Noch immer zweifle ich daran, ob ich mich auf die Liste der Teilnehmer für den Theater Club setzen soll, welche inzwischen weiter gewachsen ist. Einunddreißig Studenten stehen inzwischen auf der Liste und nur noch bis heute kann ich auch meinen Namen dazuschreiben.
Nächste Woche würde am Freitag um siebzehn Uhr die erste Probe stattfinden.
,,Keine Sorge, die nehmen da jeden, egal wie talentiert - oder talentfrei - man ist", erklingt es plötzlich neben mir, weshalb ich ungewollt zusammenzucke. Innerlich verdrehe ich die Augen, äußerlich bleibe ich ruhig. Der Football-Junge.
Mit einem zurückhaltenden Grinsen steht er angelehnt an der Wand und mustert mich aufmerksam. Sein schwarzer Rucksack hängt über seiner rechten Schulter.
Ich bin nicht sicher, ob mich seine Worte ermutigen sollen.
,,Damit meine ich natürlich nicht, dass du talentlos bist", fügt er noch hinzu und kratzt sich - verlegen? - am Kopf. Ich kann nicht verhindern, dass meine Mundwinkel leicht nach oben zucken.
,,Ich bin übrigens Ryan", sagt er und reicht mir die Hand. Kurz zögere ich, dann reiche ich ihm ebenso meine Hand.
,,Margret", stelle ich mich vor, woraufhin er lächelt.
,,Heute Abend findet eine Party statt. Möchtest du kommen?" Verblüfft sehe ich ihn an und weiß nicht so recht, was ich ihm darauf antworten soll oder ob er es überhaupt ernst meint. Er könnte sich auch einen Spaß mit mir erlauben.

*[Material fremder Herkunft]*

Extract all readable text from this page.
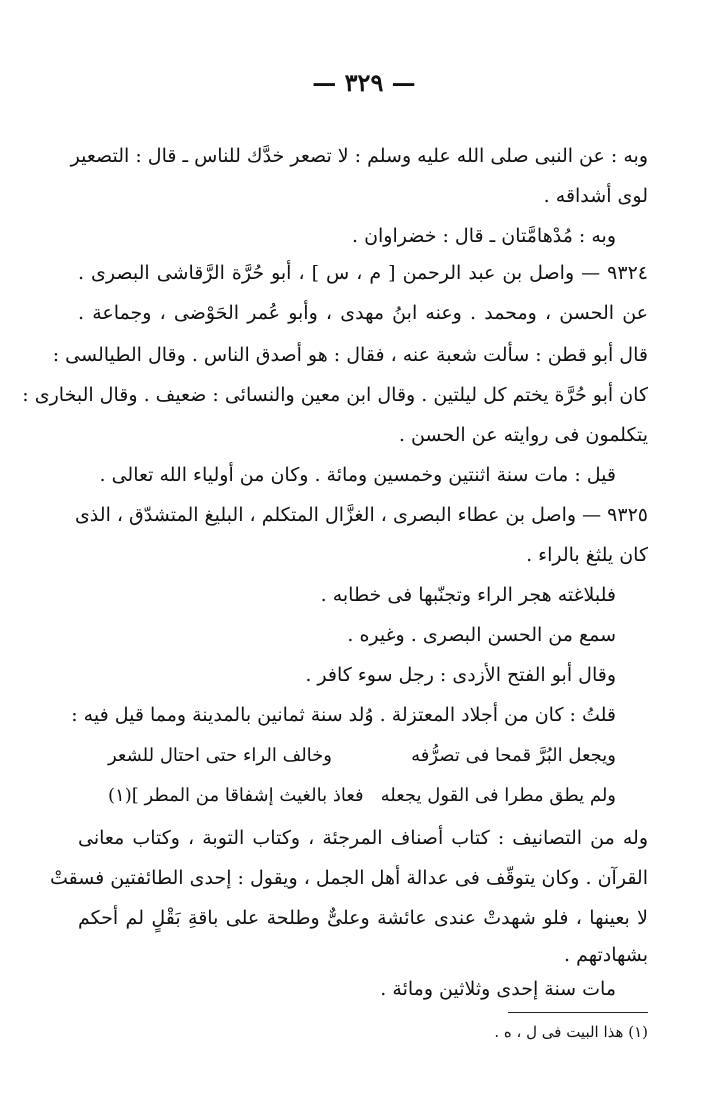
— ٣٢٩ —
وبه : عن النبى صلى الله عليه وسلم : لا تصعر خدَّك للناس ـ قال : التصعير
لوى أشداقه .
وبه : مُدْهامَّتان ـ قال : خضراوان .
٩٣٢٤ — واصل بن عبد الرحمن [ م ، س ] ، أبو حُرَّة الرَّقاشى البصرى .
عن الحسن ، ومحمد . وعنه ابنُ مهدى ، وأبو عُمر الحَوْضى ، وجماعة .
قال أبو قطن : سألت شعبة عنه ، فقال : هو أصدق الناس . وقال الطيالسى :
كان أبو حُرَّة يختم كل ليلتين . وقال ابن معين والنسائى : ضعيف . وقال البخارى :
يتكلمون فى روايته عن الحسن .
قيل : مات سنة اثنتين وخمسين ومائة . وكان من أولياء الله تعالى .
٩٣٢٥ — واصل بن عطاء البصرى ، الغزَّال المتكلم ، البليغ المتشدّق ، الذى
كان يلثغ بالراء .
فلبلاغته هجر الراء وتجنّبها فى خطابه .
سمع من الحسن البصرى . وغيره .
وقال أبو الفتح الأزدى : رجل سوء كافر .
قلتُ : كان من أجلاد المعتزلة . وُلد سنة ثمانين بالمدينة ومما قيل فيه :
ويجعل البُرَّ قمحا فى تصرُّفه
وخالف الراء حتى احتال للشعر
ولم يطق مطرا فى القول يجعله
فعاذ بالغيث إشفاقا من المطر ](١)
وله من التصانيف : كتاب أصناف المرجئة ، وكتاب التوبة ، وكتاب معانى
القرآن . وكان يتوقّف فى عدالة أهل الجمل ، ويقول : إحدى الطائفتين فسقتْ
لا بعينها ، فلو شهدتْ عندى عائشة وعلىٌّ وطلحة على باقةِ بَقْلٍ لم أحكم
بشهادتهم .
مات سنة إحدى وثلاثين ومائة .
(١) هذا البيت فى ل ، ه .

,,Meinst du das ernst?" Etwas beginnt, in meinem Bauch zu kribbeln. Ich bin nervös, aber warum? Schließlich ist das hier eine ganz normale Konversation. Es ist nichts im Vergleich zur High School. Ich sollte nicht derart nervös werden, wenn jemand, den ich nicht kenne, mit mir redet. Das ist absurd. Ich verhalte mich absurd.

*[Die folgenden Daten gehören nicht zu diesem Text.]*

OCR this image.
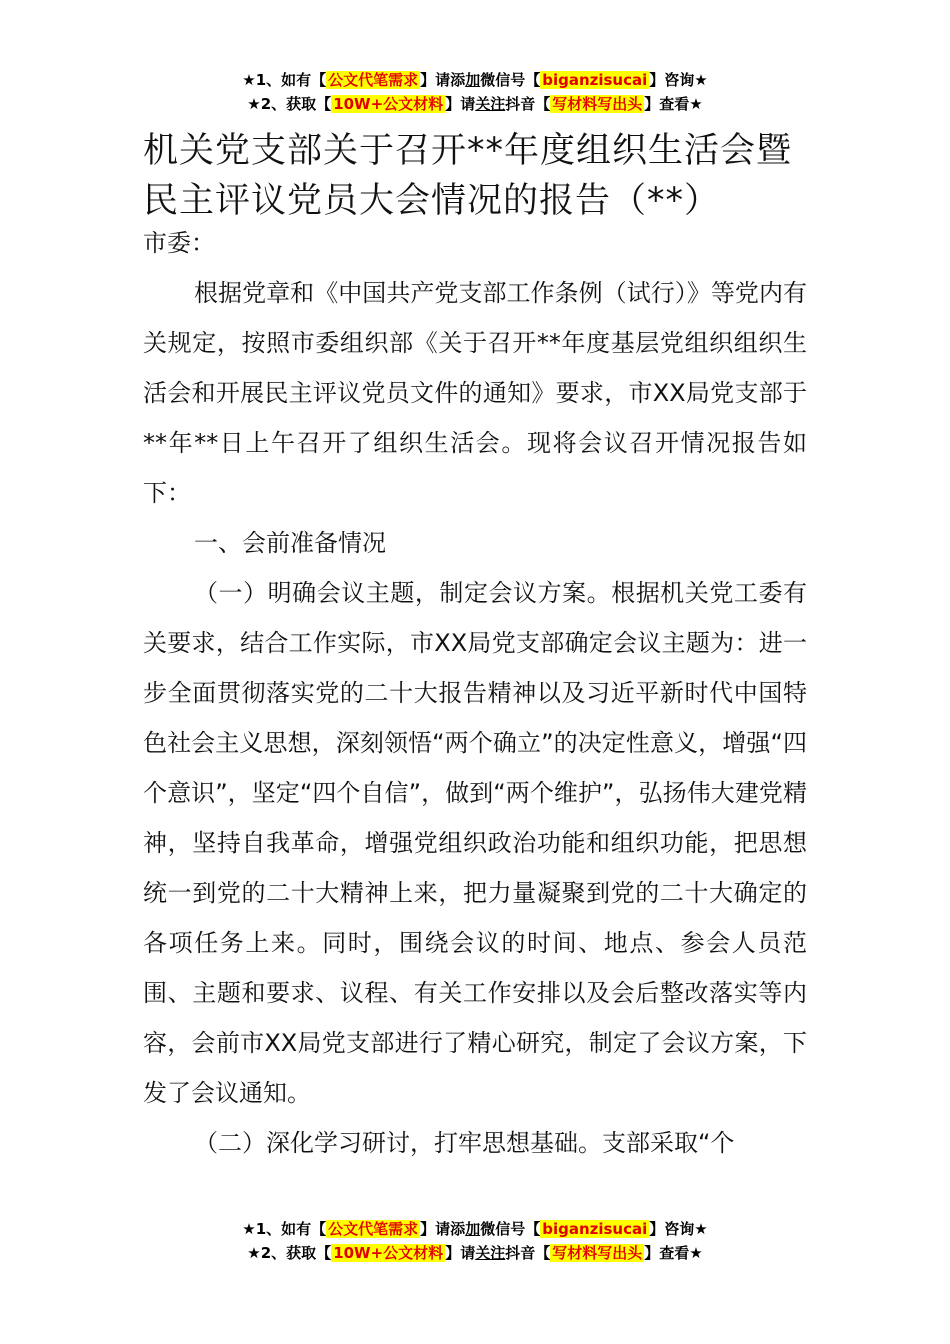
★1、如有【 公文代笔需求 】请添加微信号【 biganzisucai 】咨询★
★2、获取【 10W+公文材料 】请关注抖音【 写材料写出头 】查看★
机关党支部关于召开**年度组织生活会暨
民主评议党员大会情况的报告（**）

市委：

根据党章和《中国共产党支部工作条例（试行）》等党内有关规定，按照市委组织部《关于召开**年度基层党组织组织生活会和开展民主评议党员文件的通知》要求，市XX局党支部于**年**日上午召开了组织生活会。现将会议召开情况报告如下：

一、会前准备情况

（一）明确会议主题，制定会议方案。根据机关党工委有关要求，结合工作实际，市XX局党支部确定会议主题为：进一步全面贯彻落实党的二十大报告精神以及习近平新时代中国特色社会主义思想，深刻领悟“两个确立”的决定性意义，增强“四个意识”，坚定“四个自信”，做到“两个维护”，弘扬伟大建党精神，坚持自我革命，增强党组织政治功能和组织功能，把思想统一到党的二十大精神上来，把力量凝聚到党的二十大确定的各项任务上来。同时，围绕会议的时间、地点、参会人员范围、主题和要求、议程、有关工作安排以及会后整改落实等内容，会前市XX局党支部进行了精心研究，制定了会议方案，下发了会议通知。

（二）深化学习研讨，打牢思想基础。支部采取“个

★1、如有【 公文代笔需求 】请添加微信号【 biganzisucai 】咨询★
★2、获取【 10W+公文材料 】请关注抖音【 写材料写出头 】查看★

,,Hundertprozentig. Also, was sagst du?" Geduldig schaut er auf mich herab.
Auch wie die Tage zuvor sind seine Haare perfekt gestylt und ein weißes Polohemd betont seinen muskulösen Körper. Gut sieht er aus, das muss man ihm lassen.
,,Okay." Sein Gesicht erhellt sich und durch das Lächeln strahlen seine weißen Zähne. Er klatscht in seine Hände.

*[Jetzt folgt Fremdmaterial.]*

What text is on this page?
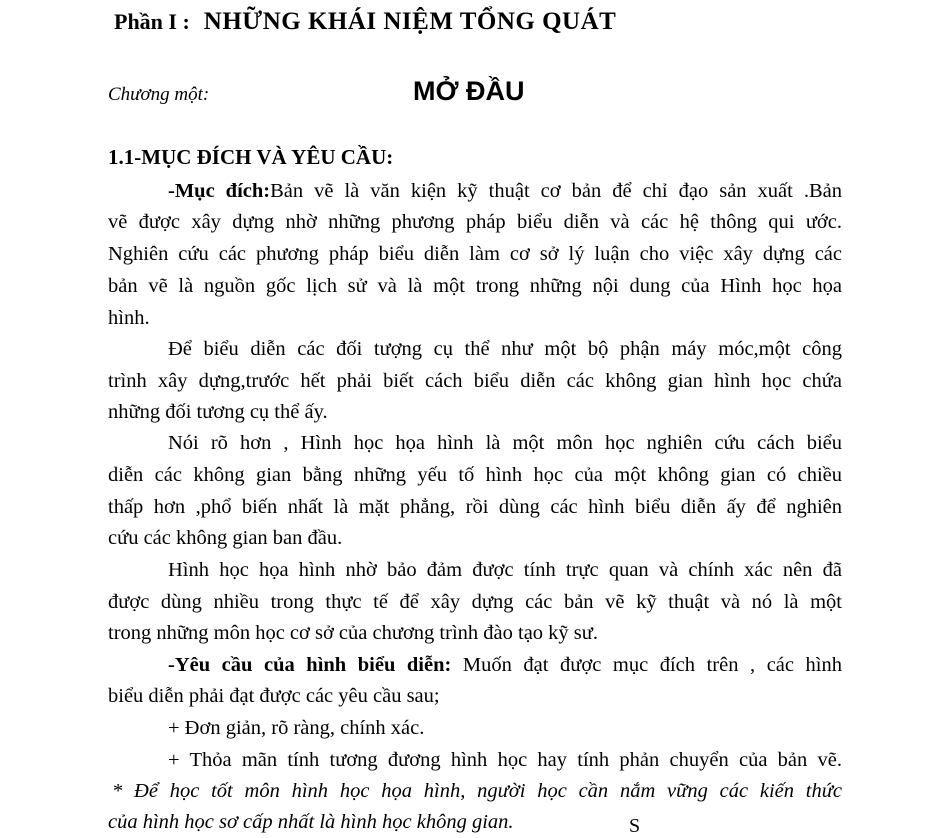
Phần I : NHỮNG KHÁI NIỆM TỔNG QUÁT
Chương một:	MỞ ĐẦU
1.1-MỤC ĐÍCH VÀ YÊU CẦU:
-Mục đích:Bản vẽ là văn kiện kỹ thuật cơ bản để chỉ đạo sản xuất .Bản
vẽ được xây dựng nhờ những phương pháp biểu diễn và các hệ thông qui ước.
Nghiên cứu các phương pháp biểu diễn làm cơ sở lý luận cho việc xây dựng các
bản vẽ là nguồn gốc lịch sử và là một trong những nội dung của Hình học họa
hình.
Để biểu diễn các đối tượng cụ thể như một bộ phận máy móc,một công
trình xây dựng,trước hết phải biết cách biểu diễn các không gian hình học chứa
những đối tương cụ thể ấy.
Nói rõ hơn , Hình học họa hình là một môn học nghiên cứu cách biểu
diễn các không gian bằng những yếu tố hình học của một không gian có chiều
thấp hơn ,phổ biến nhất là mặt phẳng, rồi dùng các hình biểu diễn ấy để nghiên
cứu các không gian ban đầu.
Hình học họa hình nhờ bảo đảm được tính trực quan và chính xác nên đã
được dùng nhiều trong thực tế để xây dựng các bản vẽ kỹ thuật và nó là một
trong những môn học cơ sở của chương trình đào tạo kỹ sư.
-Yêu cầu của hình biểu diễn: Muốn đạt được mục đích trên , các hình
biểu diễn phải đạt được các yêu cầu sau;
+ Đơn giản, rõ ràng, chính xác.
+ Thỏa mãn tính tương đương hình học hay tính phản chuyển của bản vẽ.
* Để học tốt môn hình học họa hình, người học cần nắm vững các kiến thức
của hình học sơ cấp nhất là hình học không gian.	S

,,Perfekt." Er holt einen Zettel aus seiner Hosentasche und überreicht ihn mir. Noch irritierter als zuvor, nehme ich den Zettel an. Ein Blick in seine grauen Augen bleibt mir ein Rätsel. Er ist mir ein Rätsel. Noch vor drei Tagen hat er mir mit seinem Blick unmissverständlich klar gemacht, dass er nicht viel von mir hält. Und jetzt lädt er mich zu einer Party ein. Aus dem Jungen werde ich nicht schlau - noch nicht.
,,Die Adresse steht auf dem Zettel. Die Party geht um acht los", informiert er mich und stützt sich von der Wand ab. Er ist ungefähr einen Kopf größer als ich, weshalb ich nach oben sehe und einen Schritt nach hinten mache. Zu viel Abstand möchte ich nun auch wieder nicht. Ich kann es mir nicht erklären, warum ich so ängstlich gegenüber Vielem geworden bin. Von ihm geht schließlich keine Gefahr aus.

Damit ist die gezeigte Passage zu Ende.